When little B and I laid eyes on Marley we knew he was ours. He looked sorrowful and sweet, all at once. They told us he was three and upon bringing him home I wondered at our luck: he was so mellow and easy.

We didn’t realize that our poor Marley had contracted Kennel Cough. A few days after brooks came home to us from Iraq it became obvious something wasn’t right: his appetite was waning and he no longer desired water. A diagnosis and medication followed.

And then we slowly became introduced to our Marley: sweet, goofy, playful, loving, still very much a puppy Marley.

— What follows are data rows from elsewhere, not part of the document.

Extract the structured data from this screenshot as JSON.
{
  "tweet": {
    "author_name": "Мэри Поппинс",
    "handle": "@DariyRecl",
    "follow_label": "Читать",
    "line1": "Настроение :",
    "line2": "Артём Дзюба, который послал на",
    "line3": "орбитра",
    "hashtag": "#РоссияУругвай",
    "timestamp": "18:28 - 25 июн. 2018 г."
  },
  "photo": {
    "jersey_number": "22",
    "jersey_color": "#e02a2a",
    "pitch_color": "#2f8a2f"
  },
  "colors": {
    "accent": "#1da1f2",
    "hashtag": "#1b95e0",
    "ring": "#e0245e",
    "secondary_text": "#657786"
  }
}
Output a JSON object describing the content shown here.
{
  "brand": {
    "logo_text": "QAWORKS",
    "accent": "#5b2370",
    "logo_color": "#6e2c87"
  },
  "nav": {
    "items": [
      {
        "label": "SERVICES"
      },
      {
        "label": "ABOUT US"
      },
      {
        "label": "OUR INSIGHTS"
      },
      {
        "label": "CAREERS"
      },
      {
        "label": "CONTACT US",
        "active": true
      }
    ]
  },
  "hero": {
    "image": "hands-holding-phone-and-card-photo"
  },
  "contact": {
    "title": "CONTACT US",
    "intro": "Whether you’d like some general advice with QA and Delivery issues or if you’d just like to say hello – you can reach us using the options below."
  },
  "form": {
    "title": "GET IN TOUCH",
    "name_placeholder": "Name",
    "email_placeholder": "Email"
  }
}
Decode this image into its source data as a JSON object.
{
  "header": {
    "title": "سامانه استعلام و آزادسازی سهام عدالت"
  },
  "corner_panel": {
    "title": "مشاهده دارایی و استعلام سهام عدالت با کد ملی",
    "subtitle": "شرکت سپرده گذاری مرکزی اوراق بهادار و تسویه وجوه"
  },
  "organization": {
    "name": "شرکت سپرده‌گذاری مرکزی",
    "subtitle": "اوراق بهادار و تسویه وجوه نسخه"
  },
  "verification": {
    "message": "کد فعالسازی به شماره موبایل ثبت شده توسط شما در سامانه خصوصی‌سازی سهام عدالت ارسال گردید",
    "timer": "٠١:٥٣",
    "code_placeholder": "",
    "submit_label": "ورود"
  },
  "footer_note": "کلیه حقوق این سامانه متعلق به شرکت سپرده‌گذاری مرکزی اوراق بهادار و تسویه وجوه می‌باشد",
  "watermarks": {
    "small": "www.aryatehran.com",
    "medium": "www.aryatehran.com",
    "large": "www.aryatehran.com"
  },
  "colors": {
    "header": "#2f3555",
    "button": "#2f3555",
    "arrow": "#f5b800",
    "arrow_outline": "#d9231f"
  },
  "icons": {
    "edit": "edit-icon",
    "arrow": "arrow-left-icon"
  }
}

Marley makes us laugh, constantly. Even when he’s being puppy “naughty” he cracks me up. When he drinks water it ends up EVERYWHERE. It’s endearing, really. He likes to take a few bites of food followed by sloppy mouthfuls of water. He talks when he’s frustrated and wanting to get his point across or to get our attention. He bounds around outside,so joyful to be let out to do his business. He has an affinity for Brooks’s wooden play food, really, most of his toys. When we take the no-nos away he looks hurt and confused in an endearing way. He gives hugs when we’re busy doing other stuff. He loves getting in bed with us but is too scared to jump off. He forgoes his own bed, preferring to sleep on the rug, all laid out. He thinks little man is a walking dog toy, much to Little Man’s chagrin. He pulls out most of his toys out of the toy basket and then  looks at me to keep him busy, nuzzling  me with his head all the while. Marley and may have reached an agreement of sorts: they play and sleep together but give each other space too.

I can’t imagine our family without Marley now. He’s ours for keeps and we can’t wait till he’s one hundred percent better.